AUTHOR=Zhong Wenting , Zheng Jie , Wang Che , Shi Lei , He Yingli , Zhao Yingren , Chen Tianyan TITLE=Development and validation of a multivariable nomogram predictive of hepatitis B e antigen seroconversion after pregnancy in hepatitis B virus-infected mothers JOURNAL=Frontiers in Medicine VOLUME=11 YEAR=2024 URL=https://www.frontiersin.org/journals/medicine/articles/10.3389/fmed.2024.1428569 DOI=10.3389/fmed.2024.1428569 ISSN=2296-858X ABSTRACT=Background and aims

Current guidelines are controversial regarding the continuation of nucleos(t)ide analogues (NAs) therapy after delivery in Hepatitis B virus (HBV)-infected pregnant women.
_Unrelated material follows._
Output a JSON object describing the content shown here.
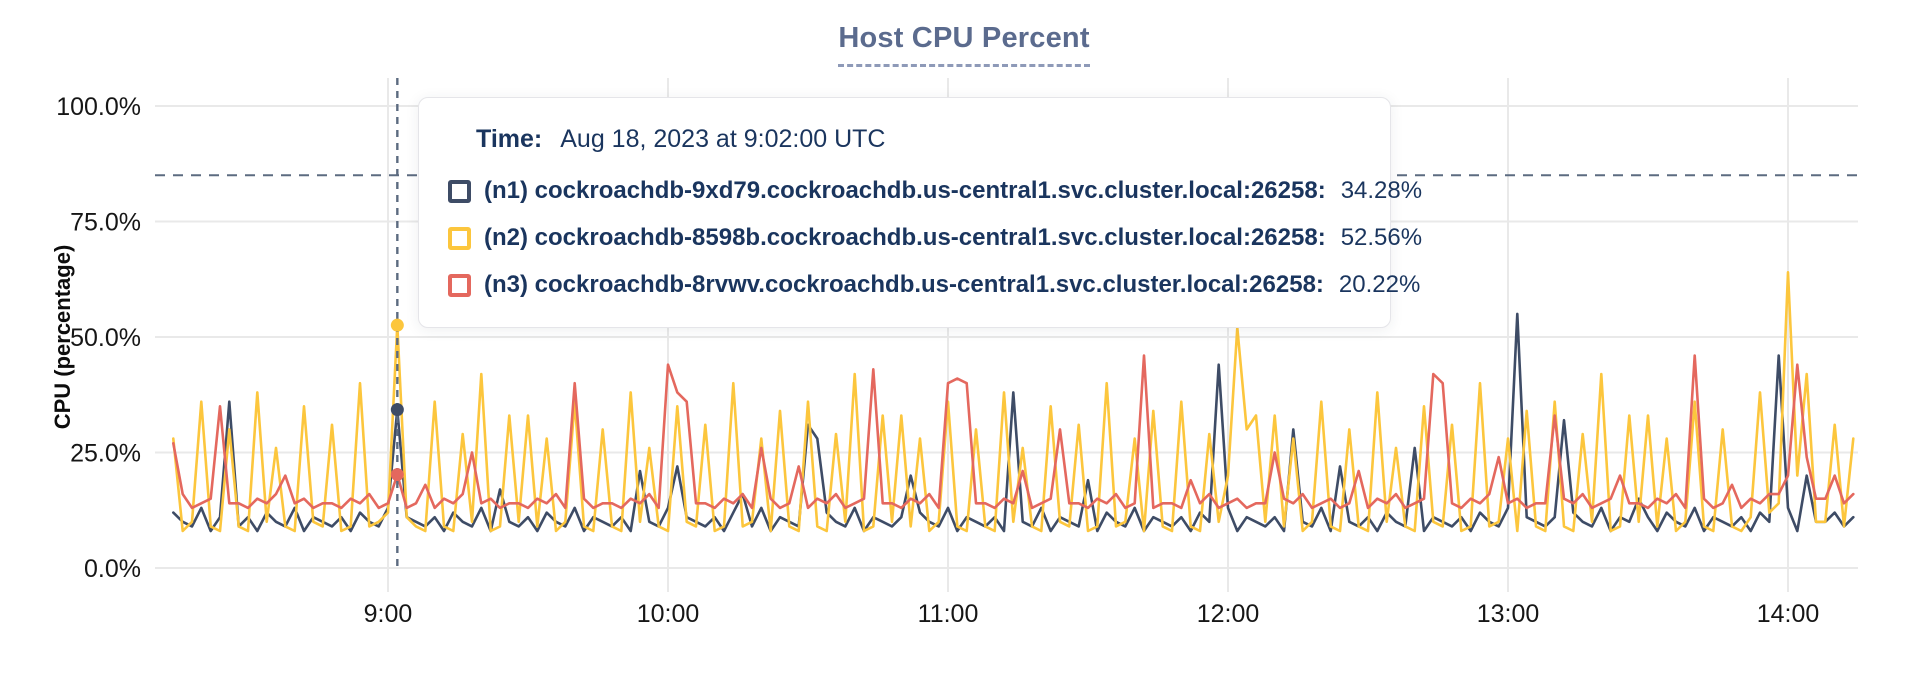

The postpartum period may be an opportune moment for achieving hepatitis B e antigen (HBeAg) seroconversion earlier with constant NAs therapy due to the restoration of immune function after delivery. We investigated prenatal and pregnant factors associated with HBeAg seroconversion after pregnancy and developed a nomogram to predict HBeAg seroconversion rates, aiding decision-making for optimal management in women.

Methods

We retrospectively included 489 HBeAg-positive mothers as the training cohort from January 2014 to December 2018 and prospectively enrolled 94 patients as the external validation cohort from January 2019 to December 2021 at the First Affiliated Hospital of Xi’an Jiaotong University. In the training cohort, independent predictors were identified using the least absolute shrinkage and selection operator (LASSO) regression algorithm. Subsequently, multivariate logistic regression was employed to establish the nomogram. Model performance was assessed using the area under the receiver operating characteristic curve (AUC), calibration plots, and decision curve analysis (DCA). Both discrimination and calibration were evaluated through bootstrapping with 1,000 resamples. The external validation cohort was subsequently used to validate the nomogram.

Results

Factors such as pregnancy hepatitis flare (OR: 5.122, 95% CI: 2.725–9.928, p < 0.001), NAs therapy after delivery (OR: 15.051, 95% CI: 6.954–37.895, p: <0.001), hepatitis B surface antigen (HBsAg) (OR: 0.549, 95% CI: 0.366–0.812, p: 0.003) and HBV DNA level at delivery (OR: 0.785, 95% CI: 0.619–0.986, p: 0.041) were included in the final risk model. The AUC in the training set was 0.873 (95% CI: 0.839–0.904). The calibration curve of the nomogram closely resembled the ideal diagonal line. DCA showed a significantly better net benefit in the model. External validation also confirmed the reliability of the prediction nomogram. The AUC in the external validation set was 0.889 (95% CI: 0.801–0.953). The calibration curve for the external validation set was in close proximity to the ideal diagonal line. DCA also demonstrated a significant net benefit associated with the predictive model, consistent with the findings in the training set. Finally, the nomogram has been translated into an online risk calculator that is freely available to the public (https://wendyzhong.shinyapps.io/DynNomapp/).

Conclusion

We developed a nomogram based on prenatal and pregnant factors to estimate HBeAg seroconversion after delivery in women. This tool provides clinicians with a precise and effective way to identify individuals likely to undergo HBeAg seroconversion postpartum, aiding in decision-making for optimal management.